HAKAN (HOGAN) ANDERSON
[In Sweden, there is an umlaut over the first A making the name sound like HOE-Kahn. When he came to America everyone pronounced it like Hogan so it gradually became the accepted sound and spelling.]
Hakan was born in Tarstad Tirup,Sweden in1826. He was the first child of his parents and their home was an 8’ X 10’ hut with a thatched roof and a dirt floor. When Hakan was just 8 years old and there were 4 children, his father told him he would have to go out to work and take care of himself because there were too many children to feed and they were very poor. The family had a total of 7 children: 3 boys, 4 girls.
He was small for his age and had brown eyes and black hair. When he went looking for work people would look at him and say he was too small and too young to be able to do anything. He finally came to the door of an old couple who listened to his story and then said he could live with them and herd their geese. He wore wooden shoes in the winter and went barefoot in the summer. His food consisted of coarse rye bread and clabber milk, some potatoes and sometimes some fish. He got no schooling.
When he was about 15 years old, he went with an uncle to learn the miller trade, making grains into flour. After 15 years he finally got a diploma as a miller. He worked very hard and carried the heavy sacks on his back until his back became bent and was that way the rest of his life.
One night his cousin, Anders Beckstrom, came and asked him to go to a meeting with him. He was sure the men giving the meeting were Mormons and there had been so much said against them that Anders wanted to know what kind of people they were. So Hakan and Anders went to the meeting and the young men kept going to the meetings and they were baptized into the church September 17, 1857. When their families found out they had become Mormons, they were very hurt and upset and disowned the men and told them to leave and not come back. So they left and never saw their families again.
Neither one of them could keep a job now because as soon as their employers found out they were
Mormons, they were fired. Finally, they were able to get enough money to go to America, sailing on the ship “William Tapscott” that left Liverpool 11 April 1859 and arrived in New York harbor 13 May 1859. The immigrants were escorted to Castle Gardens then traveled by boat & train to Florence, Nebraska. The accommodations were very poor and they had to ride in stock cars.

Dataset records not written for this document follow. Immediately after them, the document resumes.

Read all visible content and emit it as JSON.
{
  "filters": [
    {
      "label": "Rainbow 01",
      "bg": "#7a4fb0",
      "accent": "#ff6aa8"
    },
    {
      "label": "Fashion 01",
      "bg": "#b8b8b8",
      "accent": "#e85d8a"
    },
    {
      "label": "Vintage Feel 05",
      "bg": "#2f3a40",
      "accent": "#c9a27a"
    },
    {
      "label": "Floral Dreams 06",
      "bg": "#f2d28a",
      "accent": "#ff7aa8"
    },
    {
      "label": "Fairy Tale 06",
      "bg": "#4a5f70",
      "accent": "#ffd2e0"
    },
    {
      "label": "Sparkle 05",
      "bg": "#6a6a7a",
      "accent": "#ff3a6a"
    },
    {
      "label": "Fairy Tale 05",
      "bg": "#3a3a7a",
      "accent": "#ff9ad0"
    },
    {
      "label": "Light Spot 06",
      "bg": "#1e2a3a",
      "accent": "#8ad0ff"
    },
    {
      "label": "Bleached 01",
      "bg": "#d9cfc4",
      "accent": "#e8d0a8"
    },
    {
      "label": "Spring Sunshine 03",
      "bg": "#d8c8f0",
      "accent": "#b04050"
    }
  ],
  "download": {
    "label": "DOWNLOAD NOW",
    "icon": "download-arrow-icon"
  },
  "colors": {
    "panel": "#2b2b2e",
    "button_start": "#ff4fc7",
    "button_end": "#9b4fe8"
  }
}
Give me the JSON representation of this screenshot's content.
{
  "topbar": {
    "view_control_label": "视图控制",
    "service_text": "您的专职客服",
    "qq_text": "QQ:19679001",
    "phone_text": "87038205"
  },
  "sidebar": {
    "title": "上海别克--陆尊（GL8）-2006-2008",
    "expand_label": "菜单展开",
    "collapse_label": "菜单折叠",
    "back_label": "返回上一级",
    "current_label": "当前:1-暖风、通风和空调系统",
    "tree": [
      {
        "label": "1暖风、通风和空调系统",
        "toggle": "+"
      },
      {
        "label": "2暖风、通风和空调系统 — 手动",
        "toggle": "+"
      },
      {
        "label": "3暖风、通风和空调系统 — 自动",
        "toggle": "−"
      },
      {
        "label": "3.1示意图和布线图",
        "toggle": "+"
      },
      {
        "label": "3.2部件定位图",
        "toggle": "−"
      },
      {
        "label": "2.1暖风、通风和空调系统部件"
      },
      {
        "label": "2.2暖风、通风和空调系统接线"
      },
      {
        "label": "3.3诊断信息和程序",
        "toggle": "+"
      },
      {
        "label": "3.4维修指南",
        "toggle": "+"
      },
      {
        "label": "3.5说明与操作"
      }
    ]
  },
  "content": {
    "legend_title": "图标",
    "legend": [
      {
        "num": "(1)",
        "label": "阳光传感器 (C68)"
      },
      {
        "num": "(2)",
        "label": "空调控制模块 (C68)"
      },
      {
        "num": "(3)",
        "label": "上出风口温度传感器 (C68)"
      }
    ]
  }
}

The arrived in Florence on the 25th of May then began the journey from Florence on June 9, 1859, traveling by handcart in the George Rowley company to the Salt Lake Valley arriving on September 4th of 1859 when Hakan was 33 years old.
He found work as a miller in Farmington then later moved to Mt. Pleasant where he could make more money. His cousin, Anders was a blacksmith so he set up a blacksmith shop in Mt. Pleasant and lived there the rest of his life. In Mt. Pleasant, Hakan was asked to help survey the town into city lots and was given a lot of his choice for pay.
In 1862, the Church asked for volunteers to go back to Nebraska and help bring back immigrants. He was still single so he volunteered to go. His Bishop gave him a blessing and promised him he’d return with 2 women—he was now a 37 yr. old bachelor. When he got to Florence, he was assigned to assist 2 young women from Sweden and an older sister who would be their chaperone. On the trip, he heard the 2 girls talking about how they had no friends or family in Salt Lake so they didn’t know where to go and what to do. Hakan invited them to go to Mt. Pleasant and they agreed as both had fallen in love with him.
After arriving in Mt. Pleasant, Hakan asked Hannah Nelson to marry him which she did. But only 3 weeks later she died. Hakan was very lonely now so he went to Cecelia Swenson and asked her to marry him, which she did. Hakan was 37 and Cecelia was 22. They were married by Bishop Seeley, the 2nd of Novermber, 1863 in Mt. Pleasant. Then on 12 March 1864 they were sealed in the Endowment House in Salt Lake City.
Their first 7 children were born in Mt. Pleasant and the other 5 were born in Hyrum, Utah where they went for better land for farming. Later the family moved to the Snake River Valley area to Salem outside of Rexburg. They worked hard to dig a canal and build a dam to water the land. They had to fight off big mosquitoes and had to keep blankets on their horses to protect them from the mosquitoes so the horses wouldn’t run away.
Haken only lived in the Salem area 6 years before he died from lung trouble caused by the dust created from the milling of the grain. He died 30 October 1892 at the age of 66 and is buried in the Rexburg City Cemetery.
One of his sons was called on a mission to Sweden and he found Hakan’s family. None of the family would listen to him preach the Gospel because they were still angry and hurt about the Church taking Hakan away from them.